If you have a small desk and you want to play CDs there while you work, you have two practical options - buy a new system (mini or micro) or buy a second hand one. Having bought three second hand systems, none of which lasted more than a year, I explored buying a new system - but that didn’t work out for reasons I won’t bother you with.
BUT then it occurred to me there was a third option! I could get one of those old Mac Superdrives that came out when Apple removed CD/DVD drives from their laptops. The forums all indicated that it wouldn’t work with my MacBook Air M1 - but they were wrong. The forums also said it couldn’t be connected to my Mac Studio display - but again they were wrong (so long as my MacBook Air was also connected to the display of course).
So, I can report in SEO friendly terms that you can connect a Superdrive to a MacBook Air M1 so long as you have a USB-A to USB-C adaptor. It works just fine. And if you also have a Mac Studio display, you can plug the Superdrive into the back of that to the same effect. The CD inserted into the drive will appear on the desktop, and the system settings menu expands so you can choose defaults like opening the Apple Music app when a CD is inserted, as well as enabling the eject icon to appear in the top menu bar for easy ejection.
Total cost: $20 for the Superdrive, $9 for the USB adaptor, decent sound quality due to the Studio Display speakers = Happy Phil.
Update 16 April 2026:
Been using this setup for three months, had a few niggles:
- Discovered that some CDs, maybe 1 in 20, play with a sort of heavy robot static obscuring the music. I’m like 95% sure it’s down to the way the CD was manufactured that makes it only partially compatible with the Superdrive. If you rip the tracks, the robot static is retained.

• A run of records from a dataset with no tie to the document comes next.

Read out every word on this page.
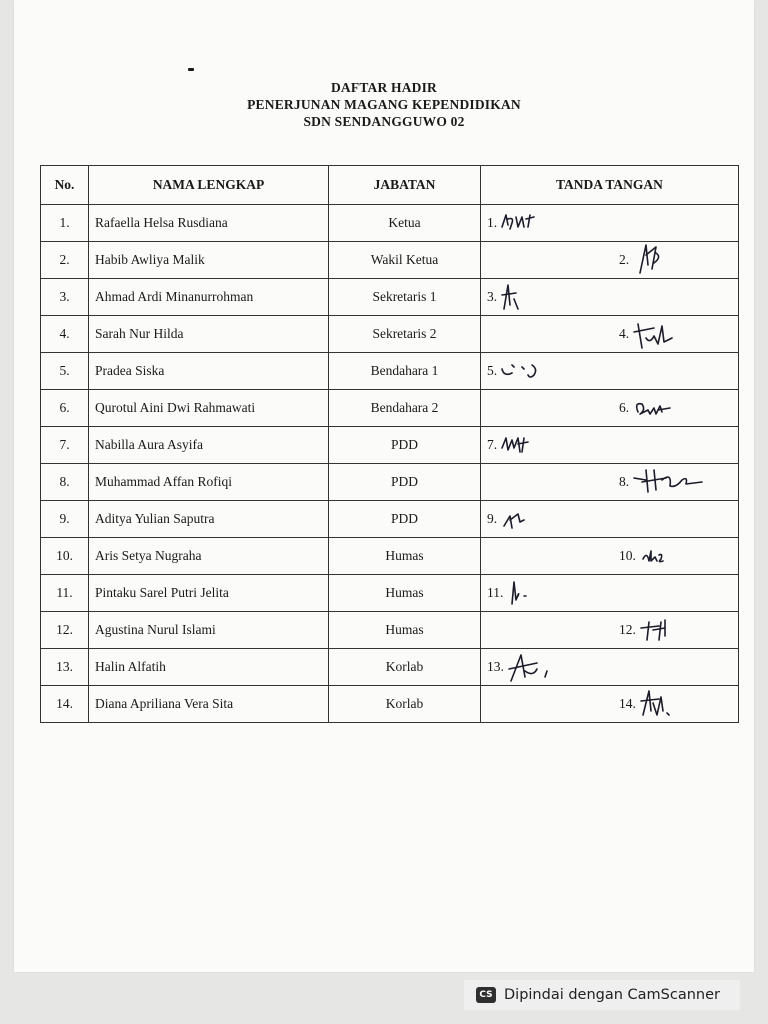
DAFTAR HADIR
PENERJUNAN MAGANG KEPENDIDIKAN
SDN SENDANGGUWO 02
No.	NAMA LENGKAP	JABATAN	TANDA TANGAN
1.	Rafaella Helsa Rusdiana	Ketua	1.

2.	Habib Awliya Malik	Wakil Ketua	2.

3.	Ahmad Ardi Minanurrohman	Sekretaris 1	3.

4.	Sarah Nur Hilda	Sekretaris 2	4.

5.	Pradea Siska	Bendahara 1	5.

6.	Qurotul Aini Dwi Rahmawati	Bendahara 2	6.

7.	Nabilla Aura Asyifa	PDD	7.

8.	Muhammad Affan Rofiqi	PDD	8.

9.	Aditya Yulian Saputra	PDD	9.

10.	Aris Setya Nugraha	Humas	10.

11.	Pintaku Sarel Putri Jelita	Humas	11.

12.	Agustina Nurul Islami	Humas	12.

13.	Halin Alfatih	Korlab	13.

14.	Diana Apriliana Vera Sita	Korlab	14.
CS Dipindai dengan CamScanner
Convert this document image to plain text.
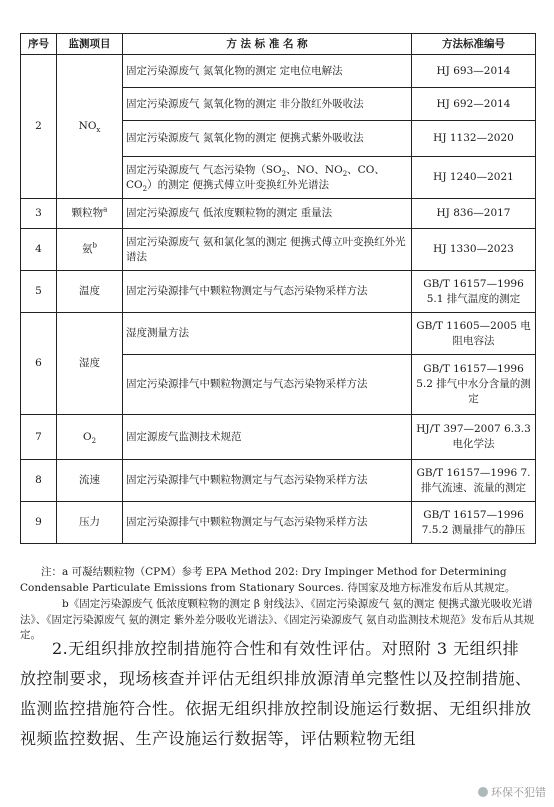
序号	监测项目	方 法 标 准 名 称	方法标准编号
2	$NO_x$	固定污染源废气 氮氧化物的测定 定电位电解法	HJ 693—2014
		固定污染源废气 氮氧化物的测定 非分散红外吸收法	HJ 692—2014
		固定污染源废气 氮氧化物的测定 便携式紫外吸收法	HJ 1132—2020
		固定污染源废气 气态污染物（$SO_2$、NO、$NO_2$、CO、$CO_2$）的测定 便携式傅立叶变换红外光谱法	HJ 1240—2021
3	颗粒物$^a$	固定污染源废气 低浓度颗粒物的测定 重量法	HJ 836—2017
4	氨$^b$	固定污染源废气 氨和氯化氢的测定 便携式傅立叶变换红外光谱法	HJ 1330—2023
5	温度	固定污染源排气中颗粒物测定与气态污染物采样方法	GB/T 16157—1996 5.1 排气温度的测定
6	湿度	湿度测量方法	GB/T 11605—2005 电阻电容法
		固定污染源排气中颗粒物测定与气态污染物采样方法	GB/T 16157—1996 5.2 排气中水分含量的测定
7	$O_2$	固定源废气监测技术规范	HJ/T 397—2007 6.3.3 电化学法
8	流速	固定污染源排气中颗粒物测定与气态污染物采样方法	GB/T 16157—1996 7.排气流速、流量的测定
9	压力	固定污染源排气中颗粒物测定与气态污染物采样方法	GB/T 16157—1996 7.5.2 测量排气的静压

注：a 可凝结颗粒物（CPM）参考 EPA Method 202: Dry Impinger Method for Determining Condensable Particulate Emissions from Stationary Sources. 待国家及地方标准发布后从其规定。

b《固定污染源废气 低浓度颗粒物的测定 β 射线法》、《固定污染源废气 氨的测定 便携式激光吸收光谱法》、《固定污染源废气 氨的测定 紫外差分吸收光谱法》、《固定污染源废气 氨自动监测技术规范》发布后从其规定。

2.无组织排放控制措施符合性和有效性评估。对照附 3 无组织排放控制要求，现场核查并评估无组织排放源清单完整性以及控制措施、监测监控措施符合性。依据无组织排放控制设施运行数据、无组织排放视频监控数据、生产设施运行数据等，评估颗粒物无组

环保不犯错
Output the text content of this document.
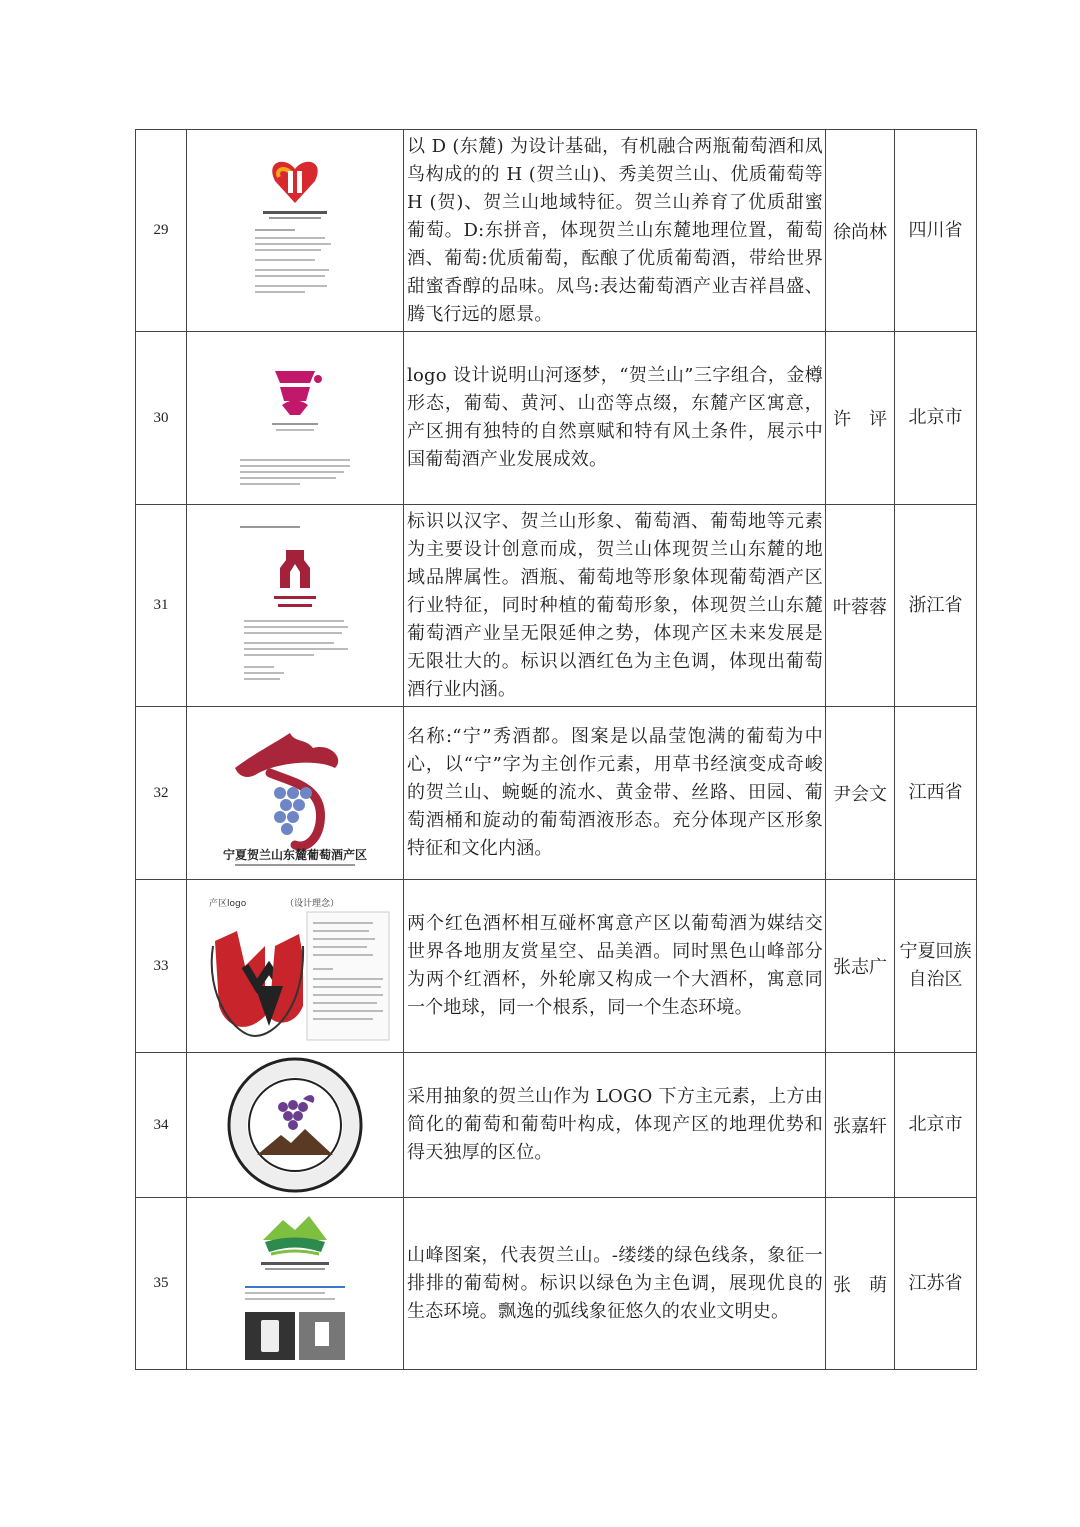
29		以 D (东麓) 为设计基础，有机融合两瓶葡萄酒和凤鸟构成的的 H (贺兰山)、秀美贺兰山、优质葡萄等 H (贺)、贺兰山地域特征。贺兰山养育了优质甜蜜葡萄。D:东拼音，体现贺兰山东麓地理位置，葡萄酒、葡萄:优质葡萄，酝酿了优质葡萄酒，带给世界甜蜜香醇的品味。凤鸟:表达葡萄酒产业吉祥昌盛、腾飞行远的愿景。	徐尚林	四川省
30		logo 设计说明山河逐梦，“贺兰山”三字组合，金樽形态，葡萄、黄河、山峦等点缀，东麓产区寓意，产区拥有独特的自然禀赋和特有风土条件，展示中国葡萄酒产业发展成效。	许　评	北京市
31		标识以汉字、贺兰山形象、葡萄酒、葡萄地等元素为主要设计创意而成，贺兰山体现贺兰山东麓的地域品牌属性。酒瓶、葡萄地等形象体现葡萄酒产区行业特征，同时种植的葡萄形象，体现贺兰山东麓葡萄酒产业呈无限延伸之势，体现产区未来发展是无限壮大的。标识以酒红色为主色调，体现出葡萄酒行业内涵。	叶蓉蓉	浙江省
32	宁夏贺兰山东麓葡萄酒产区	名称:“宁”秀酒都。图案是以晶莹饱满的葡萄为中心，以“宁”字为主创作元素，用草书经演变成奇峻的贺兰山、蜿蜒的流水、黄金带、丝路、田园、葡萄酒桶和旋动的葡萄酒液形态。充分体现产区形象特征和文化内涵。	尹会文	江西省
33	产区logo （设计理念）	两个红色酒杯相互碰杯寓意产区以葡萄酒为媒结交世界各地朋友赏星空、品美酒。同时黑色山峰部分为两个红酒杯，外轮廓又构成一个大酒杯，寓意同一个地球，同一个根系，同一个生态环境。	张志广	宁夏回族自治区
34		采用抽象的贺兰山作为 LOGO 下方主元素，上方由简化的葡萄和葡萄叶构成，体现产区的地理优势和得天独厚的区位。	张嘉轩	北京市
35		山峰图案，代表贺兰山。-缕缕的绿色线条，象征一排排的葡萄树。标识以绿色为主色调，展现优良的生态环境。飘逸的弧线象征悠久的农业文明史。	张　萌	江苏省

- A couple of weeks ago all CDs would stop playing randomly, usually during the first track. A CD cleaner (with those little brushes on them) cleared that up.
- I’ve noticed that the Superdrive is quite sensitive to movement, so putting elbows on the desk would make the device behave as though the CD had been ejected and inserted real quick i.e. not just a skipped track. I’ve put mine on the DVD case that came with the CD cleaner, that seems to have resolved the issue.